Beyond the inconsistency of it, there’s the failure to accommodate individual preferences. Margarine use in my family was a consequence in part of the Jewish religious prohibition on mixing milk and meat. If you wanted a baked potato with your steak or a chocolate chip cookie for dessert, using margarine rather than butter was the kosher approach. Other margarine consumers may be vegans for philosophical reasons involving animal rights.

And different people may choose different approaches to managing their heart attack risks. Some people may exercise daily, see their cardiologist regularly, take cholesterol-lowering medication, and avoid egg yolks, fried food, or fatty meat — yet still want some margarine in their Thanksgiving pie crust once a year. Other people may avoid margarine, but live sedentary lifestyles, never go to the doctor, not take their medicine, and otherwise take plenty of health risks. Just as the trans-fat ban fails to accommodate religious or philosophical differences, it also fails to accommodate individual choices when it comes to overall health decisions.

In researching the war on margarine, I discovered it turns out to have a long history.
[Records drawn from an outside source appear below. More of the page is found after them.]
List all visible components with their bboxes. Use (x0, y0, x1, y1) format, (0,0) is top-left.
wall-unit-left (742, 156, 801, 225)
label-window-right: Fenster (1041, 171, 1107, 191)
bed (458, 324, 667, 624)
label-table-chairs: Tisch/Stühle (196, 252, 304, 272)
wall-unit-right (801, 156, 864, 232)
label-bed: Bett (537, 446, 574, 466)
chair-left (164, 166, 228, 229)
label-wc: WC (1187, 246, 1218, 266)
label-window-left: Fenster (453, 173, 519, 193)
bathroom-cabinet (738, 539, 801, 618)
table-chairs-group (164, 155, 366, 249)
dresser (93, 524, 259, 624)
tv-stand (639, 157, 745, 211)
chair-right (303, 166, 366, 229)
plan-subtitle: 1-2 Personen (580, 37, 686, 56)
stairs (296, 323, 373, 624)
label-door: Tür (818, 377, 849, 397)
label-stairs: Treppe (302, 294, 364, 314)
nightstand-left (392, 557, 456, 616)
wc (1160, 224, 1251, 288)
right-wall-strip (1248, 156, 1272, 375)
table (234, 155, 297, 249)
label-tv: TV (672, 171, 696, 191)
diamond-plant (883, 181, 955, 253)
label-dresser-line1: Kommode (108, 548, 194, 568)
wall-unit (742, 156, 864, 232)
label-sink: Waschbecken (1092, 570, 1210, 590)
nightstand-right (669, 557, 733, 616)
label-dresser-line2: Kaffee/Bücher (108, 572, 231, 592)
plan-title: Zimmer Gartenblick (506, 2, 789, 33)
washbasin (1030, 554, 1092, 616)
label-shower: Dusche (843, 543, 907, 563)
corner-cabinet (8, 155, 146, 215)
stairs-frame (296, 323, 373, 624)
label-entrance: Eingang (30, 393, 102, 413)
As Adam Young reported in a 2002 article in The Freeman, the Federal Margarine Act of 1886, passed at the behest of the dairy industry, imposed a tax on margarine and also annual license fees for margarine wholesalers and retailers. State laws, under the guise of fraud prevention, banned coloring margarine to make it look like butter. At the height of the frenzy, oleomargarine bootleggers ended up in federal prison, Katherine Mangu-Ward reported in Reason.

It looks as if we are about to come full circle. Stock up now at your local supermarket and put enough in the freezer to last until we get an administration with the sense to leave this kind of bread-and-butter issue to individual choice.